The next chapter in this evolving energy-industry picture should become even more favourable for WA thanks to its reputation as a reliable supplier far from the war zones of the Middle East and the instability that could come if oil prices stay low.
Government ministers from Opec-member countries are acutely aware of the crisis brewing in their economies, thanks to the oil price plunge from more than $US100 a barrel just over two years ago to its current $US47/bbl.
Even the world’s biggest oil producer, Saudi Arabia, is feeling a squeeze on its budget with social services being cut back as the government is forced to raise money in debt markets for the first time in decades.
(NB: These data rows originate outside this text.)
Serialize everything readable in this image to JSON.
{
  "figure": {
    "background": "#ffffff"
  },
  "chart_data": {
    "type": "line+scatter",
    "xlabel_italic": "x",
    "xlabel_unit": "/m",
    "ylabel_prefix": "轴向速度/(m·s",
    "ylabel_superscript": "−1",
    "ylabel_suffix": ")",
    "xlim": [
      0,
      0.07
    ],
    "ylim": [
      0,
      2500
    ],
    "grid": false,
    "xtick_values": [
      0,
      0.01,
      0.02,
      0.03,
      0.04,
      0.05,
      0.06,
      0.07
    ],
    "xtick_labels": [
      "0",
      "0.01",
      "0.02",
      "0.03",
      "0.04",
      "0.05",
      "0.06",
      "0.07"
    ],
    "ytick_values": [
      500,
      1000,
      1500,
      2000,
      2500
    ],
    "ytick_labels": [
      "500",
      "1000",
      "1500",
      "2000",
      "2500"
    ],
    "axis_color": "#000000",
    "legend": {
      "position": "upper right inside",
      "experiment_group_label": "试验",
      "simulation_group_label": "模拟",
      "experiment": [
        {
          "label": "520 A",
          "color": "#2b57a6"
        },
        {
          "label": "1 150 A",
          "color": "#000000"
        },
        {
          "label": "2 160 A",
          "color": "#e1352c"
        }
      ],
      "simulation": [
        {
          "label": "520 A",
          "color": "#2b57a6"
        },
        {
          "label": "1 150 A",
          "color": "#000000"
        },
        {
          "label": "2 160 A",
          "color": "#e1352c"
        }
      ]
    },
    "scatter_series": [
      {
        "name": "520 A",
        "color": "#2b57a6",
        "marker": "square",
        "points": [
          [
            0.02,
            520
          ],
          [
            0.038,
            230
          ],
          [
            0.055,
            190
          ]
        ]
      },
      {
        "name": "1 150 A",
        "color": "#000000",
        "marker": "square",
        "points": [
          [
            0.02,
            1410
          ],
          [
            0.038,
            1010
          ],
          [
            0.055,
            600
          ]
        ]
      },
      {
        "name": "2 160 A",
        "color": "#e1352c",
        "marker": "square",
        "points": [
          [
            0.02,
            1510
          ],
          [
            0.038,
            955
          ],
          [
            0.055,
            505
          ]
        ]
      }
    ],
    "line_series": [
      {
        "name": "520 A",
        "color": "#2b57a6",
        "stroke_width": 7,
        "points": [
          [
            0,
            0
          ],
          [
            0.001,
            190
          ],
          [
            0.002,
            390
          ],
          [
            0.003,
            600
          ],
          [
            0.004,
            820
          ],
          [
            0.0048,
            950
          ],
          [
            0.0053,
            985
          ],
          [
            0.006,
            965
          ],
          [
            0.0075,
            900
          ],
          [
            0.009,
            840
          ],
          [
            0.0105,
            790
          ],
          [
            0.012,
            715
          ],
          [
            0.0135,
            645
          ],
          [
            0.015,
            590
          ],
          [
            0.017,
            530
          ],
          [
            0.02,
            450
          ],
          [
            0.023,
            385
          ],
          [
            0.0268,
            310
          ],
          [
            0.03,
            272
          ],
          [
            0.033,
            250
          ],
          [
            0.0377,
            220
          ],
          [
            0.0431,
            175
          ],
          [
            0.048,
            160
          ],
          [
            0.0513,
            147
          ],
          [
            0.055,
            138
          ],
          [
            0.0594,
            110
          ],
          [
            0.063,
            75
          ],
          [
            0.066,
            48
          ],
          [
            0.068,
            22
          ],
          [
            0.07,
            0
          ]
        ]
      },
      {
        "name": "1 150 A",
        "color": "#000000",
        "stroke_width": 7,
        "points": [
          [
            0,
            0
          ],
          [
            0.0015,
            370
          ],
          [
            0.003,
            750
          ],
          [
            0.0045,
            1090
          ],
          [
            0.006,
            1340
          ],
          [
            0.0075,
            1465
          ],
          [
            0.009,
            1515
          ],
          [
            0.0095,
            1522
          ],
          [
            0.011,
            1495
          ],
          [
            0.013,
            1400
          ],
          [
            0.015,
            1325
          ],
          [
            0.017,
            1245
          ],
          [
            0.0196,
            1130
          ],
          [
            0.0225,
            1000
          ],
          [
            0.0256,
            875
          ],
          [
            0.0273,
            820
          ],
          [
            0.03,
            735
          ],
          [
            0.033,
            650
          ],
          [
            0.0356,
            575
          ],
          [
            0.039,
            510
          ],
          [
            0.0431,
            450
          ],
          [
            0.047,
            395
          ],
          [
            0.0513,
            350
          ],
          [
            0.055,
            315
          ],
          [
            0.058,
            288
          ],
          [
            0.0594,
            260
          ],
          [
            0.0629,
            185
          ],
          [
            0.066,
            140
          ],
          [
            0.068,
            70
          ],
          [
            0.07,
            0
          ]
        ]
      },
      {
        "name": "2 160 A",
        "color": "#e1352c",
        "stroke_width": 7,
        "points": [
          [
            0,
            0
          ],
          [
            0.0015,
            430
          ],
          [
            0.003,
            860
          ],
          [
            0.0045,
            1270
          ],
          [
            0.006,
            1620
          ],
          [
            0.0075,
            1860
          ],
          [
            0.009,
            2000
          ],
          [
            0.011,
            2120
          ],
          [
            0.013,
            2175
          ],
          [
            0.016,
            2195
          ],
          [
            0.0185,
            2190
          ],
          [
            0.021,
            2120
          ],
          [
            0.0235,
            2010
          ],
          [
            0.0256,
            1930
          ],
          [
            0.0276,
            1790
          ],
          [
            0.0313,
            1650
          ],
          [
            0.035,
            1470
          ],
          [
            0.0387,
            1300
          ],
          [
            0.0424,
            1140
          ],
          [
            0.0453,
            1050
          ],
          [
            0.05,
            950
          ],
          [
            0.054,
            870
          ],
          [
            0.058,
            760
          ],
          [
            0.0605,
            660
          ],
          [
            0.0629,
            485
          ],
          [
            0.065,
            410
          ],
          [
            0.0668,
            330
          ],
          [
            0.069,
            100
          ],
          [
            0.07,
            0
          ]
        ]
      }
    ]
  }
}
Saudi Arabia needs is an oil price of around $US70/bbl to balance its budget, and a first step towards that price target will be the cutbacks to be considered in Vienna at the end of the month.
Whether Opec members get their higher-price or not, WA’s gas-export industry should be a winner because: either it benefits from a boost to the oil price flowing through into gas prices; or its attraction as a source of energy separate from the Middle East ensures strong long-term demand.
The jury is out on global energy markets as to whether Opec members will agree to production cuts, or perhaps a freeze at current levels of output, to deliver a pre-Christmas boost to the oil price, or a longer-term rise during 2017.
The cash squeeze that is starting to ignite social instability in Opec countries such as Venezuela is the biggest single factor supporting an agreement on production cuts.
But there is also a realisation inside Opec that any cut might have a minimal effect on oil, because mothballed US shale-oil producers will move quickly to restore output as the price rises (with a side issue being that there is a history of OPEC members cheating on promised cuts to sneak a bit of extra revenue).
Those issues arise even before consideration is given to the proxy wars involving Opec members in the Middle East, such as that being fought between Saudi Arabia-backed forces and those with Iranian support in Yemen.
Countries that are effectively at war are unlikely to trust each other with oil production cuts, or even agree on how to measure any cut.
What’s evolving in the energy industry, whether higher oil and gas prices or more Middle East conflict, is working in WA’s favour.
Last year, WA’s oil and gas production (at a time of low prices) was valued at $16.2 billion, eclipsing gold at $10 billion but well short of iron ore at $48.4 billion.
With the Gorgon LNG project steadily expanding output and the Wheatstone LNG project expected to make its first shipments in the middle of next year, it is easy to see WA’s oil and gas industry clearing the $20 billion mark.
Whether that value-of-sales milestone is passed next year, or in 2018, depends on what happens in Vienna the next few days.